Four African American pastors representing three Charlotte churches have written “reference letters” in support of U.S. Rep. Robert Pittenger, who famously opined that those protesting the police killing of Keith Lamont Scott were acting out of “hate” and jealousy of white people.
Pittenger, a Republican who represents Charlotte, has since apologized for those remarks.
In an email sent out on Thursday, Pittenger attached copies of letters signed by the Rev. Phillip R.J. Davis and the Rev. Cynthia L. Davis of Nations Ford Community Church, the Rev. Robyn Gool of Victory Christian Center, and the Rev. Charles Edward Mack Sr. of Progressive Baptist Church.
The letters all stopped short of endorsing Pittenger’s reelection campaign, nor did they defend his controversial remarks.
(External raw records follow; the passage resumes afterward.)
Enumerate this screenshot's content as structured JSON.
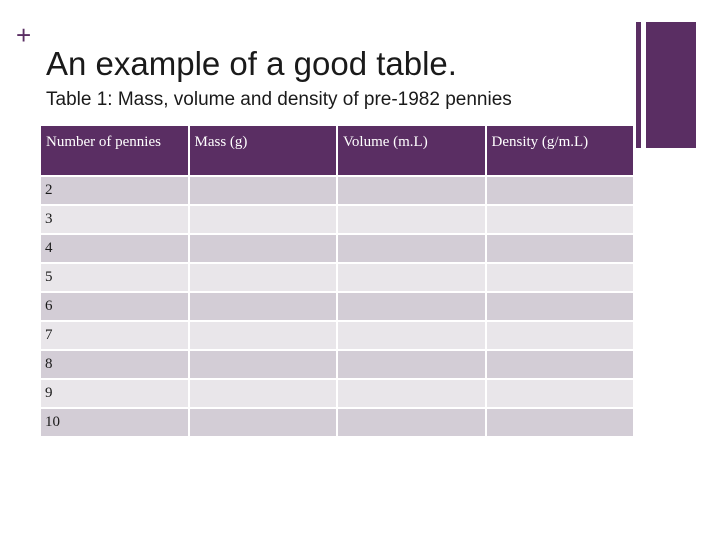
{
  "slide": {
    "title": "An example of a good table.",
    "caption": "Table 1: Mass, volume and density of pre-1982 pennies",
    "accent_color": "#5a2e63",
    "bullet_glyph": "+"
  },
  "table": {
    "headers": [
      "Number of pennies",
      "Mass (g)",
      "Volume (m.L)",
      "Density (g/m.L)"
    ],
    "rows": [
      [
        "2",
        "",
        "",
        ""
      ],
      [
        "3",
        "",
        "",
        ""
      ],
      [
        "4",
        "",
        "",
        ""
      ],
      [
        "5",
        "",
        "",
        ""
      ],
      [
        "6",
        "",
        "",
        ""
      ],
      [
        "7",
        "",
        "",
        ""
      ],
      [
        "8",
        "",
        "",
        ""
      ],
      [
        "9",
        "",
        "",
        ""
      ],
      [
        "10",
        "",
        "",
        ""
      ]
    ]
  }
}
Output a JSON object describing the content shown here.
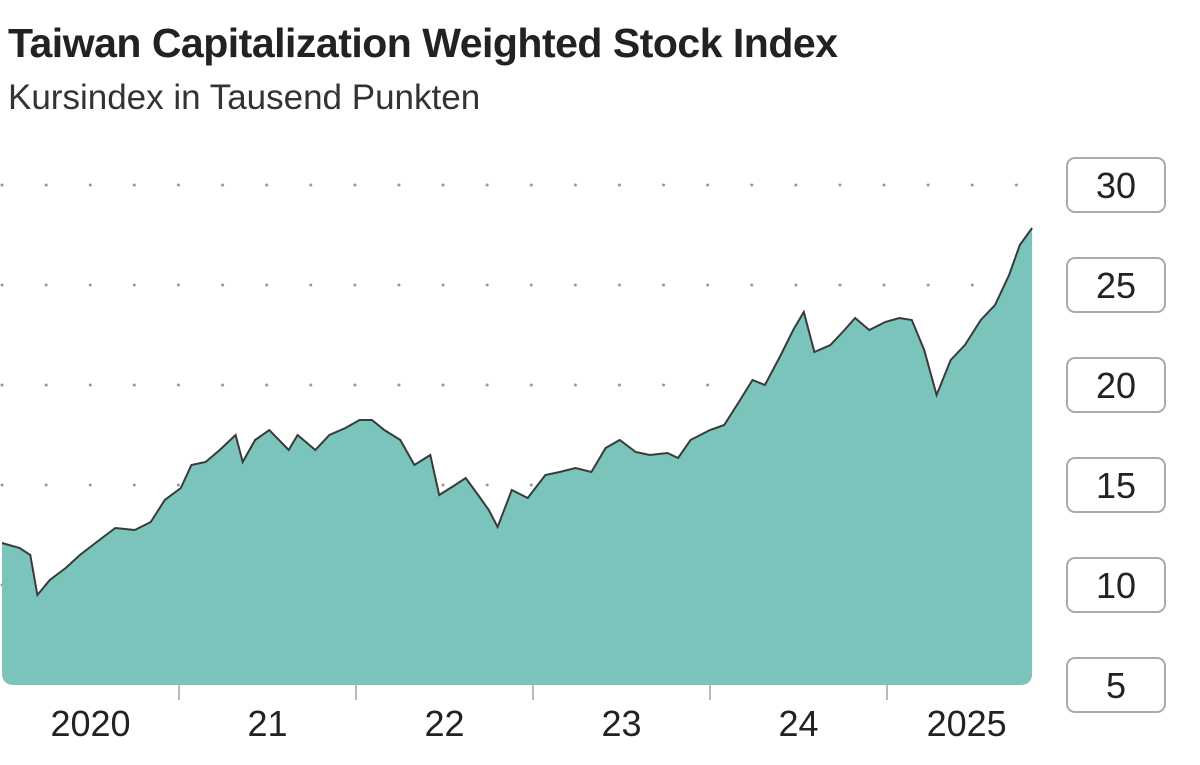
{
  "chart_data": {
    "type": "area",
    "title": "Taiwan Capitalization Weighted Stock Index",
    "subtitle": "Kursindex in Tausend Punkten",
    "xlabel": "",
    "ylabel": "",
    "ylim": [
      5,
      30
    ],
    "xlim": [
      2020.0,
      2025.83
    ],
    "yticks": [
      5,
      10,
      15,
      20,
      25,
      30
    ],
    "xticks": [
      {
        "pos": 2020.5,
        "label": "2020"
      },
      {
        "pos": 2021.5,
        "label": "21"
      },
      {
        "pos": 2022.5,
        "label": "22"
      },
      {
        "pos": 2023.5,
        "label": "23"
      },
      {
        "pos": 2024.5,
        "label": "24"
      },
      {
        "pos": 2025.45,
        "label": "2025"
      }
    ],
    "year_boundaries": [
      2021,
      2022,
      2023,
      2024,
      2025
    ],
    "grid": true,
    "colors": {
      "fill": "#7bc4bb",
      "line": "#3a3a3a",
      "grid": "#9a9a9a",
      "box": "#aaaaaa"
    },
    "x": [
      2020.0,
      2020.1,
      2020.16,
      2020.2,
      2020.27,
      2020.36,
      2020.44,
      2020.55,
      2020.64,
      2020.75,
      2020.84,
      2020.92,
      2021.01,
      2021.07,
      2021.15,
      2021.23,
      2021.32,
      2021.36,
      2021.43,
      2021.51,
      2021.62,
      2021.67,
      2021.77,
      2021.85,
      2021.94,
      2022.02,
      2022.09,
      2022.16,
      2022.25,
      2022.33,
      2022.42,
      2022.47,
      2022.56,
      2022.62,
      2022.69,
      2022.75,
      2022.8,
      2022.88,
      2022.97,
      2023.07,
      2023.15,
      2023.24,
      2023.33,
      2023.41,
      2023.49,
      2023.58,
      2023.66,
      2023.76,
      2023.82,
      2023.89,
      2024.0,
      2024.08,
      2024.17,
      2024.24,
      2024.31,
      2024.4,
      2024.47,
      2024.53,
      2024.59,
      2024.68,
      2024.76,
      2024.82,
      2024.9,
      2024.99,
      2025.07,
      2025.14,
      2025.21,
      2025.28,
      2025.36,
      2025.44,
      2025.53,
      2025.61,
      2025.69,
      2025.75,
      2025.82
    ],
    "values": [
      12.1,
      11.85,
      11.5,
      9.5,
      10.25,
      10.85,
      11.5,
      12.25,
      12.85,
      12.75,
      13.15,
      14.25,
      14.85,
      16.0,
      16.15,
      16.75,
      17.5,
      16.15,
      17.25,
      17.75,
      16.75,
      17.5,
      16.75,
      17.5,
      17.85,
      18.25,
      18.25,
      17.75,
      17.25,
      16.0,
      16.5,
      14.5,
      15.0,
      15.35,
      14.5,
      13.75,
      12.9,
      14.75,
      14.35,
      15.5,
      15.65,
      15.85,
      15.65,
      16.85,
      17.25,
      16.65,
      16.5,
      16.6,
      16.35,
      17.25,
      17.75,
      18.0,
      19.25,
      20.25,
      20.0,
      21.5,
      22.75,
      23.65,
      21.65,
      22.0,
      22.75,
      23.35,
      22.75,
      23.15,
      23.35,
      23.25,
      21.75,
      19.5,
      21.25,
      22.0,
      23.25,
      24.0,
      25.5,
      27.0,
      27.85
    ]
  }
}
Rather, they spoke of decades-long relationships – and even friendships – with Pittenger, who has represented North Carolina’s 9th congressional district since 2013.
Mack, who described himself as a “darker hue person,” wrote that he has known Pittenger for more than 30 years and considers him a “close friend.” Mack wrote that while he could not offer “an escape” for Pittenger’s remarks, he said the comment did not represent the Pittenger he has come to know.
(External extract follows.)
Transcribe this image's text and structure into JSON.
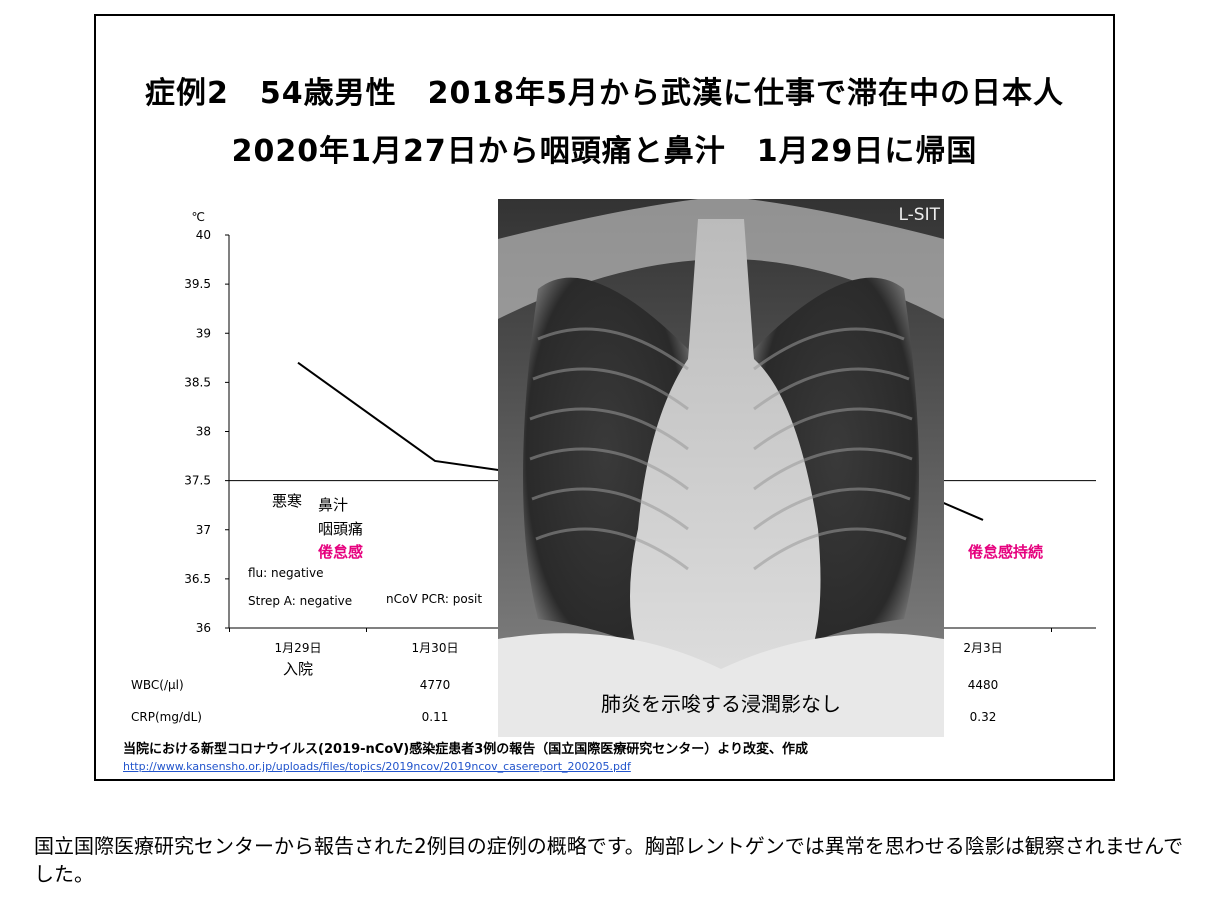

“I am praying that those kinds of issues, should not be allowed to destroy good folks,” Mack wrote. “Jealousy is obviously felt when you look at how, certain privileges are restricted to the lighter hue community, and not shared across other communities, privileges which supports and basically guarantees success, so I hope that we can be honest [sic] speak truths and still keep our friends in proper fellowship.”
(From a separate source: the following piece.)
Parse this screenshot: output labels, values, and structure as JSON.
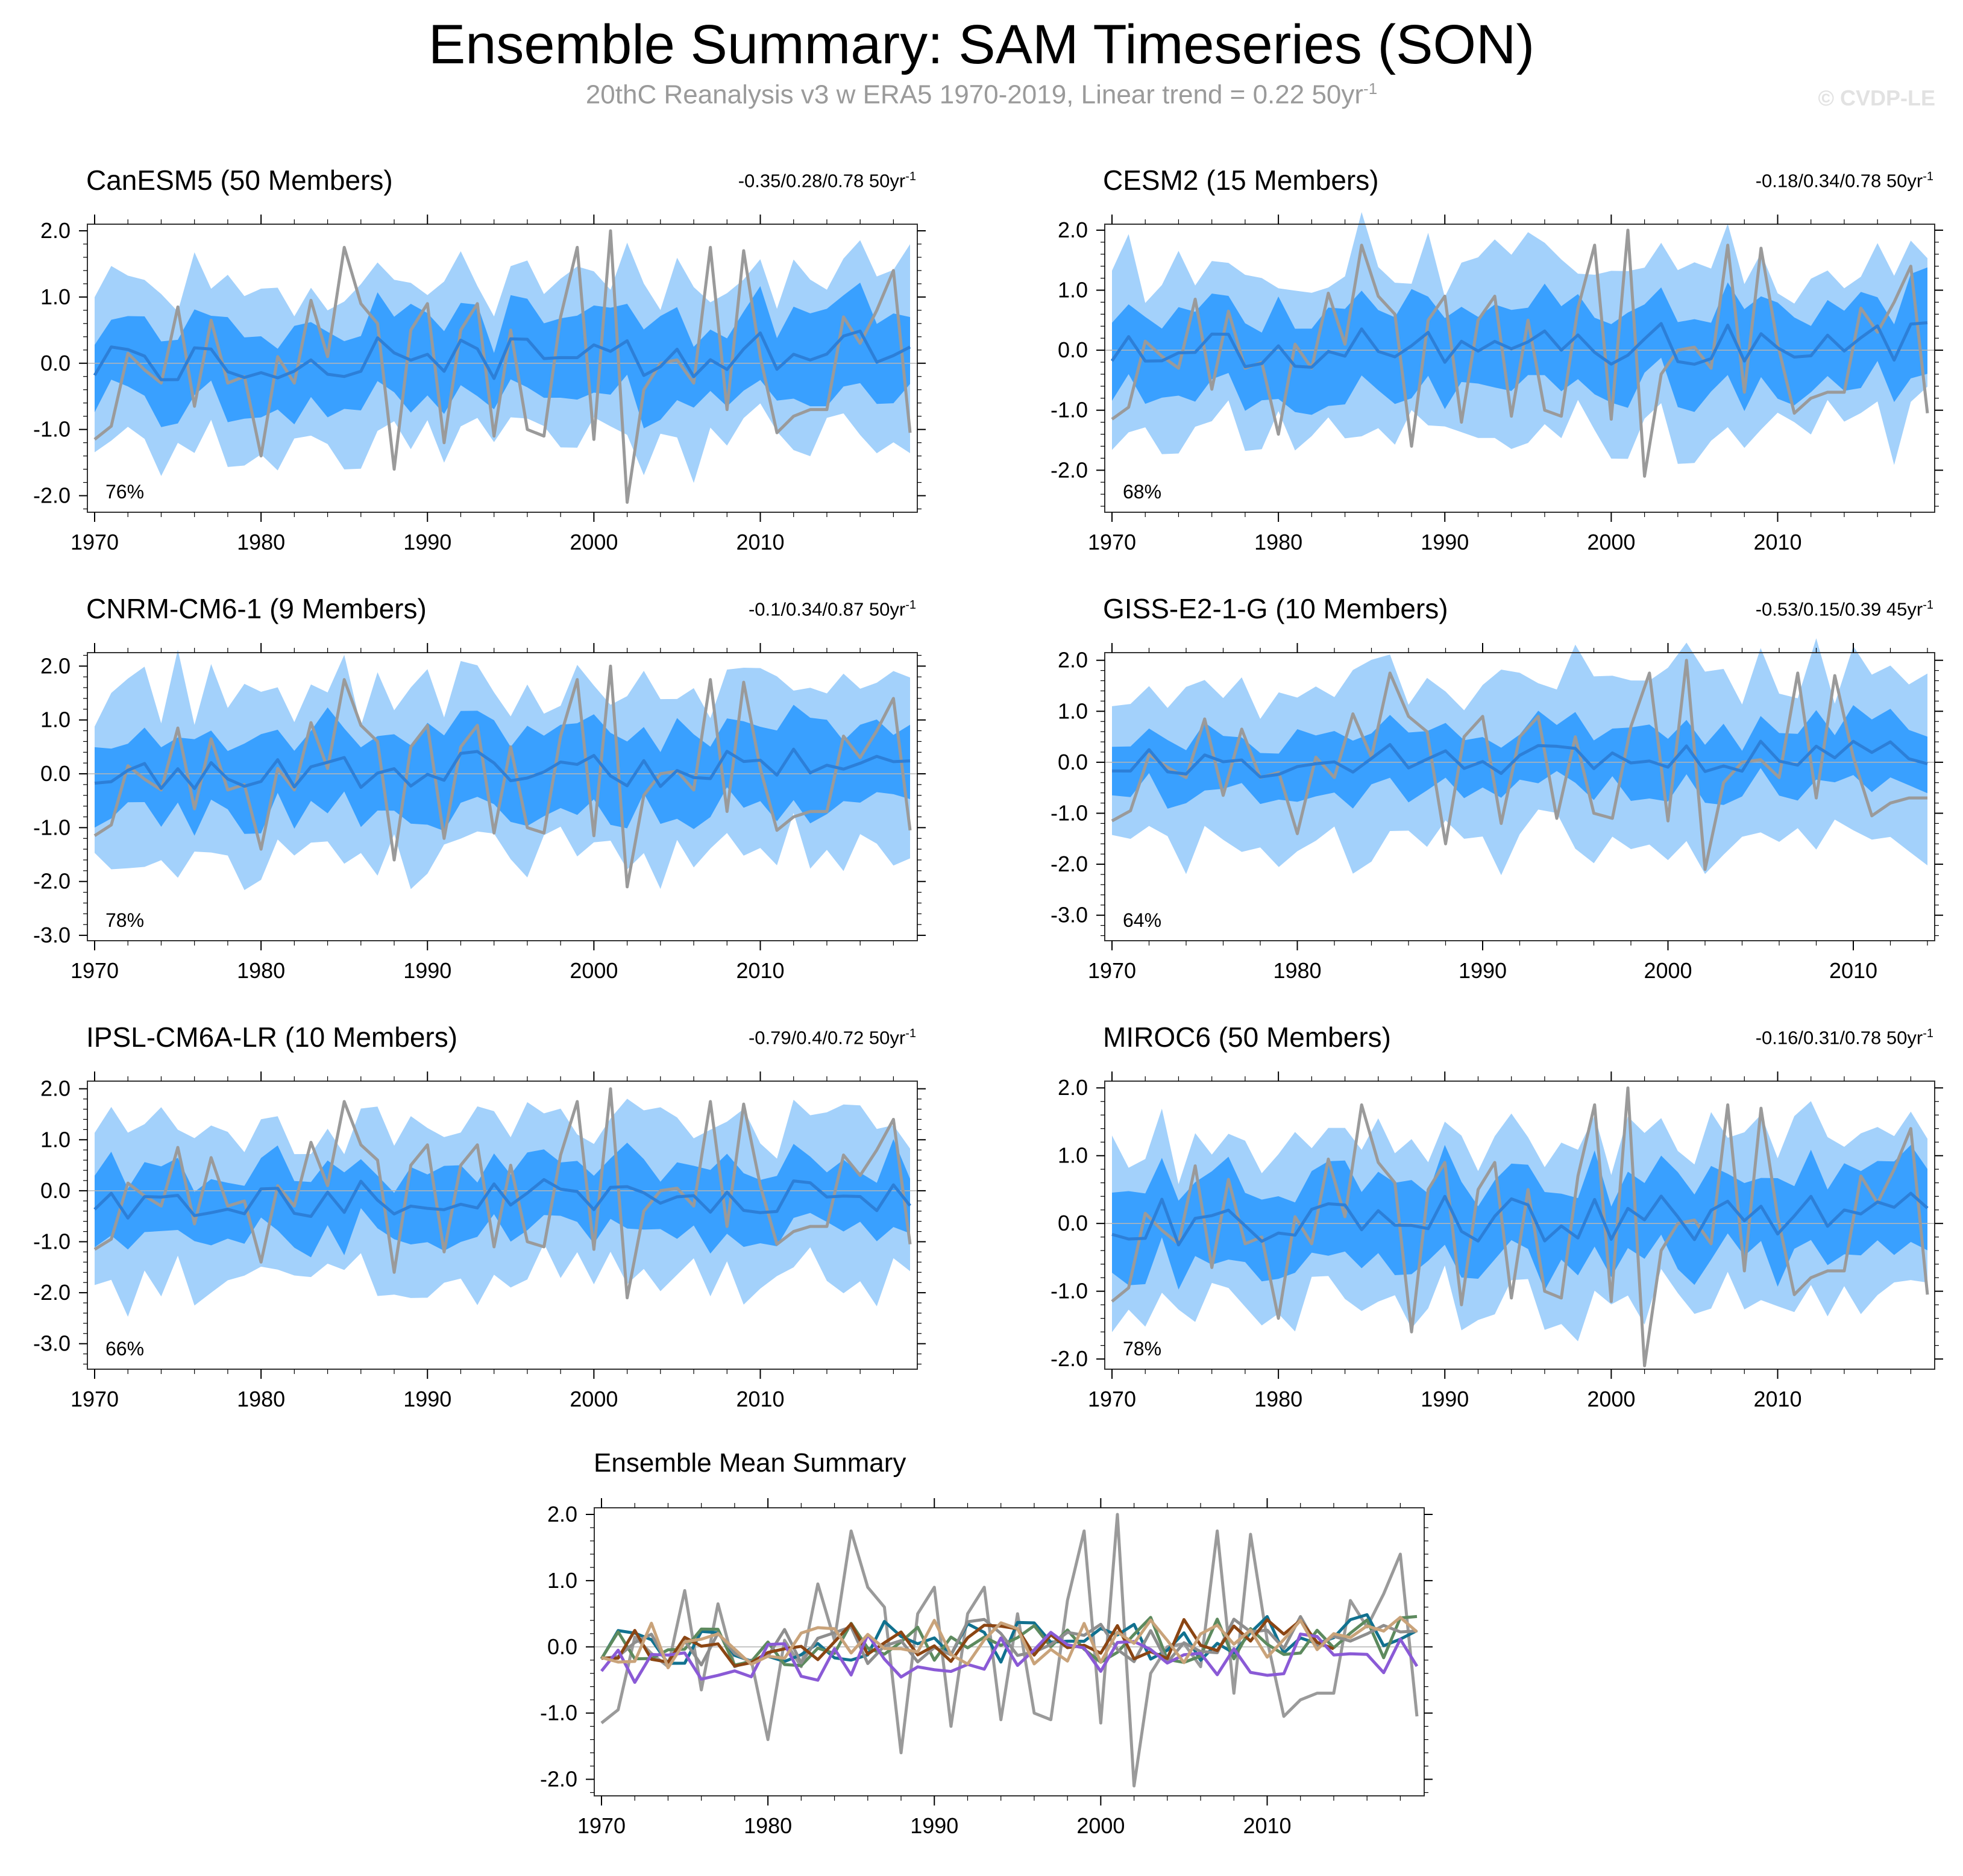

In a joint letter signed by both, R.J. Davis and his mother, Cynthia Davis, wrote of Pittenger’s support of the Male Leadership Academy of Charlotte, a private school founded by the late Bishop Phillip Davis, who died in August 2015. Pittenger serves on the board of advisors for the school.
“It is with sincerity that we acknowledge your integrity and character as a public servant to all people in the Charlotte Community and the state of North Carolina,” the Davises wrote.” Based on the relationship established over the years, we have come to know you as a person of high moral character and ethical fortitude with a heart of compassion.”
Gool, at Victory Christian Center, wrote that he has known Pittenger for more than 25 years as a “friend and a supporter of the African-American church and community.”
Gool wrote that Pittenger’s record “is one of integrity, diligence and a continual effort towards the bettering of our city, state and nation.”
Pittenger made his controversial remarks during an interview with BBC-TV while hundreds of angry protesters were marching daily through the streets of uptown Charlotte. When Pittenger was asked how he would characterize the “chief grievance” of the protesters, he said, “The grievance in their mind is, the animus, the anger — they hate white people because white people are successful and they’re not. I mean, yes, it is. It is a welfare state. We have — we have spent trillions of dollars on welfare, where we put people in bondage so that they can’t be all that they’re capable of being.”
The N.C. Democratic Party called Pittenger’s comments “racist.”
The Rev. William J. Barber II, leader of the North Carolina NAACP, noted, correctly, that the Charlotte protest movement was decidedly multi-racial and multi-generational in its makeup.
Pittenger later apologized on Twitter, saying his answer “doesn’t reflect who I am. I was quoting statements made by angry protesters last night on national TV. My intent was to discuss the lack of economic mobility for African Americans because of failed policies.”
Pittenger will face Democrat Christian Cano in the Nov. 8 general election.